Heimarbeiterinnen machen einen großen Teil des informellen Arbeitsmarktes in Pakistan aus. Rechtlich fallen sie nicht unter die Arbeitsgesetze und gehören so ohne soziale Absicherung und gewerkschaftliche Vertretung zu den am meisten ausgebeuteten Arbeitnehmerinnen. Unsere Partnerorganisation HomeNet Pakistan setzt sich gegen diese Ungerechtigkeit ein und arbeitet an der Verbesserung der Lebens- und Arbeitsbedingungen von Heimarbeiterinnen.

Studien zufolge beträgt der Anteil des informellen Arbeitsmarktes am Bruttoinlandprodukt in Pakistan mehr als 70%. Laut der Internationalen Arbeitsorganisation sind dort fast 80% aller Arbeitskräfte im informellen Sektor tätig. Viele davon - insgesamt mehr als 12.5 Millionen Menschen - sind Heimarbeiter und Heimarbeiterinnen. Die Lage der Heimarbeiterinnen ist besonders prekär. Zwischenhändler nutzen ihre schutzlose Position aus und bereichern sich auf ihre Kosten: ohne jegliche soziale Absicherung arbeiten Heimarbeiterinnen bis zu 16 Stunden am Tag und verdienen dabei monatlich gerade mal 20 bis 40 Euro. Oftmals werden sie Opfer sexueller Übergriffe und haben mit gesundheitlichen Problemen zu kämpfen, weil sie schädlichen Chemikalien ausgesetzt sind – medizinische Versorgung wird ihnen weder von ihren Arbeitgebern noch vom Staat zur Verfügung gestellt.
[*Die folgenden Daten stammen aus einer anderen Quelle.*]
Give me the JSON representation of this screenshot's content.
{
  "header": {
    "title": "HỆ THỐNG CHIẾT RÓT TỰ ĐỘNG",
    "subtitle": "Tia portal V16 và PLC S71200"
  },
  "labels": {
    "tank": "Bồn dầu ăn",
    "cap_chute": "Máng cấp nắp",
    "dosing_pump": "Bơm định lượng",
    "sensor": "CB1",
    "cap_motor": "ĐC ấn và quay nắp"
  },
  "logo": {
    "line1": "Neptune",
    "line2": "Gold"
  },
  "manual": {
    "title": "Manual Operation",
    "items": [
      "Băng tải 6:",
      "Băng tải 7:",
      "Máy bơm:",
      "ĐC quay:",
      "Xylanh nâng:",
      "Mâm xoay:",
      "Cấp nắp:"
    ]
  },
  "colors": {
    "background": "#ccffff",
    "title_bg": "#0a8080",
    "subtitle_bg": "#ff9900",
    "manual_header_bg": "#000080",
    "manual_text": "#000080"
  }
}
Zum ersten Mal in meinem Leben habe ich an einer Schulung teilnehmen können.
Meena Kumari

Die Unsichtbaren sichtbar machen

Unsere pakistanische Partnerorganisation, HomeNet Pakistan, setzt sich seit vielen Jahren für die Rechte dieser oftmals unsichtbaren Heimarbeiterinnen ein und arbeitet zudem an der gewerkschaftlichen Organisation von Hausangestellten. Als Netzwerkorganisation umfasst HomeNet Pakistan insgesamt 538 Organisationen, die sich für dieselben Ziele einsetzen.
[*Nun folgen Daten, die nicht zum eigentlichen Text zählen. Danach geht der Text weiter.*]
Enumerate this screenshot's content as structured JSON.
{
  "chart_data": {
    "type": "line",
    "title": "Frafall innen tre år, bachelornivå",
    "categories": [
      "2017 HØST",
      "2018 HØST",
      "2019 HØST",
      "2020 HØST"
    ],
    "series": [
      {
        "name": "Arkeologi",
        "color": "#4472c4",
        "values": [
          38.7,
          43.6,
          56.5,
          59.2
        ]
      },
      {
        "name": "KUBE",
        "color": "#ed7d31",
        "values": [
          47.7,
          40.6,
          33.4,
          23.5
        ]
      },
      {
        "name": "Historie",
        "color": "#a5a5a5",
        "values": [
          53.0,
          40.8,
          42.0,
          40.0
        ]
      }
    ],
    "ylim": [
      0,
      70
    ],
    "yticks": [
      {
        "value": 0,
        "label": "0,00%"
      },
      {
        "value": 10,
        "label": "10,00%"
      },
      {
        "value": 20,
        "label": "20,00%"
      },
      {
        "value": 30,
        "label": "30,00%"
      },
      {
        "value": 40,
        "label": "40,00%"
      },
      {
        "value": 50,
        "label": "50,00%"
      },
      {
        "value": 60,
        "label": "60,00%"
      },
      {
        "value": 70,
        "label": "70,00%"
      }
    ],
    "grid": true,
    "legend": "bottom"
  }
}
In einem seit April 2014 laufenden Pilotprojekt arbeitet HomeNet in den Provinzen Punjab und Sindh daran, die rechtliche, wirtschaftliche und soziale Lage von Heimarbeiterinnen zu verbessern. Dabei werden zwei Hauptstrategien verfolgt:

  • Lobbyarbeit auf Regierungsebene, um die Rechte von Heimarbeiterinnen in die bestehenden Arbeitsgesetze aufzunehmen
  • Schulungen, Kapazitätsaufbau und Vernetzung von 900 Heimarbeiterinnen, damit sie gemeinsam für Ihre Rechte kämpfen und sich gegen die gängige Ausbeutung zur Wehr setzen können.
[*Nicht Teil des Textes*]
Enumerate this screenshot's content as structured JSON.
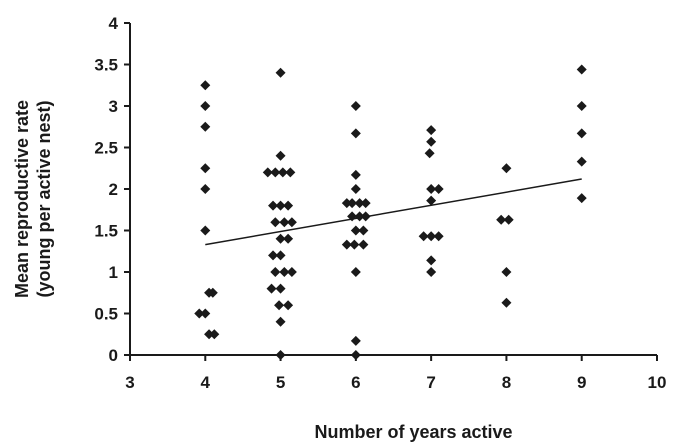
{
  "chart_data": {
    "type": "scatter",
    "title": "",
    "xlabel": "Number of years active",
    "ylabel_lines": [
      "Mean reproductive rate",
      "(young per active nest)"
    ],
    "xlim": [
      3,
      10
    ],
    "ylim": [
      0,
      4
    ],
    "x_ticks": [
      3,
      4,
      5,
      6,
      7,
      8,
      9,
      10
    ],
    "y_ticks": [
      0,
      0.5,
      1,
      1.5,
      2,
      2.5,
      3,
      3.5,
      4
    ],
    "y_tick_labels": [
      "0",
      "0.5",
      "1",
      "1.5",
      "2",
      "2.5",
      "3",
      "3.5",
      "4"
    ],
    "grid": false,
    "marker": "diamond",
    "marker_color": "#1a1a1a",
    "points": [
      [
        4,
        3.25
      ],
      [
        4,
        3.0
      ],
      [
        4,
        2.75
      ],
      [
        4,
        2.25
      ],
      [
        4,
        2.0
      ],
      [
        4,
        1.5
      ],
      [
        4.05,
        0.75
      ],
      [
        4.1,
        0.75
      ],
      [
        3.92,
        0.5
      ],
      [
        4.0,
        0.5
      ],
      [
        4.05,
        0.25
      ],
      [
        4.12,
        0.25
      ],
      [
        5,
        3.4
      ],
      [
        5,
        2.4
      ],
      [
        4.83,
        2.2
      ],
      [
        4.93,
        2.2
      ],
      [
        5.03,
        2.2
      ],
      [
        5.13,
        2.2
      ],
      [
        4.9,
        1.8
      ],
      [
        5.0,
        1.8
      ],
      [
        5.1,
        1.8
      ],
      [
        4.93,
        1.6
      ],
      [
        5.05,
        1.6
      ],
      [
        5.15,
        1.6
      ],
      [
        5.0,
        1.4
      ],
      [
        5.1,
        1.4
      ],
      [
        4.9,
        1.2
      ],
      [
        5.0,
        1.2
      ],
      [
        4.93,
        1.0
      ],
      [
        5.05,
        1.0
      ],
      [
        5.15,
        1.0
      ],
      [
        4.88,
        0.8
      ],
      [
        5.0,
        0.8
      ],
      [
        4.98,
        0.6
      ],
      [
        5.1,
        0.6
      ],
      [
        5.0,
        0.4
      ],
      [
        5.0,
        0.0
      ],
      [
        6,
        3.0
      ],
      [
        6,
        2.67
      ],
      [
        6,
        2.17
      ],
      [
        6,
        2.0
      ],
      [
        5.88,
        1.83
      ],
      [
        5.95,
        1.83
      ],
      [
        6.05,
        1.83
      ],
      [
        6.13,
        1.83
      ],
      [
        5.95,
        1.67
      ],
      [
        6.05,
        1.67
      ],
      [
        6.13,
        1.67
      ],
      [
        6.0,
        1.5
      ],
      [
        6.1,
        1.5
      ],
      [
        5.88,
        1.33
      ],
      [
        5.98,
        1.33
      ],
      [
        6.1,
        1.33
      ],
      [
        6.0,
        1.0
      ],
      [
        6.0,
        0.17
      ],
      [
        6.0,
        0.0
      ],
      [
        7,
        2.71
      ],
      [
        7,
        2.57
      ],
      [
        6.98,
        2.43
      ],
      [
        7,
        2.0
      ],
      [
        7.1,
        2.0
      ],
      [
        7.0,
        1.86
      ],
      [
        6.9,
        1.43
      ],
      [
        7.0,
        1.43
      ],
      [
        7.1,
        1.43
      ],
      [
        7.0,
        1.14
      ],
      [
        7.0,
        1.0
      ],
      [
        8,
        2.25
      ],
      [
        7.93,
        1.63
      ],
      [
        8.03,
        1.63
      ],
      [
        8.0,
        1.0
      ],
      [
        8.0,
        0.63
      ],
      [
        9,
        3.44
      ],
      [
        9,
        3.0
      ],
      [
        9,
        2.67
      ],
      [
        9,
        2.33
      ],
      [
        9,
        1.89
      ]
    ],
    "trendline": {
      "from": [
        4,
        1.33
      ],
      "to": [
        9,
        2.12
      ]
    }
  }
}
Auf individueller Ebene lassen sich erste Erfolge bereits erkennen. So berichtet zum Beispiel die junge Heimarbeiterin Meena Kumari aus Mithi: „Ich stelle zu Hause in Handarbeit Steppdecken her und muss damit fünf Kinder versorgen. Zum ersten Mal in meinem Leben habe ich an einer Schulung teilnehmen können. Ich werde das Gelernte den Frauen in meinem Umfeld weitererzählen.“

Das Projekt wird von April 2014 bis März 2018 umgesetzt.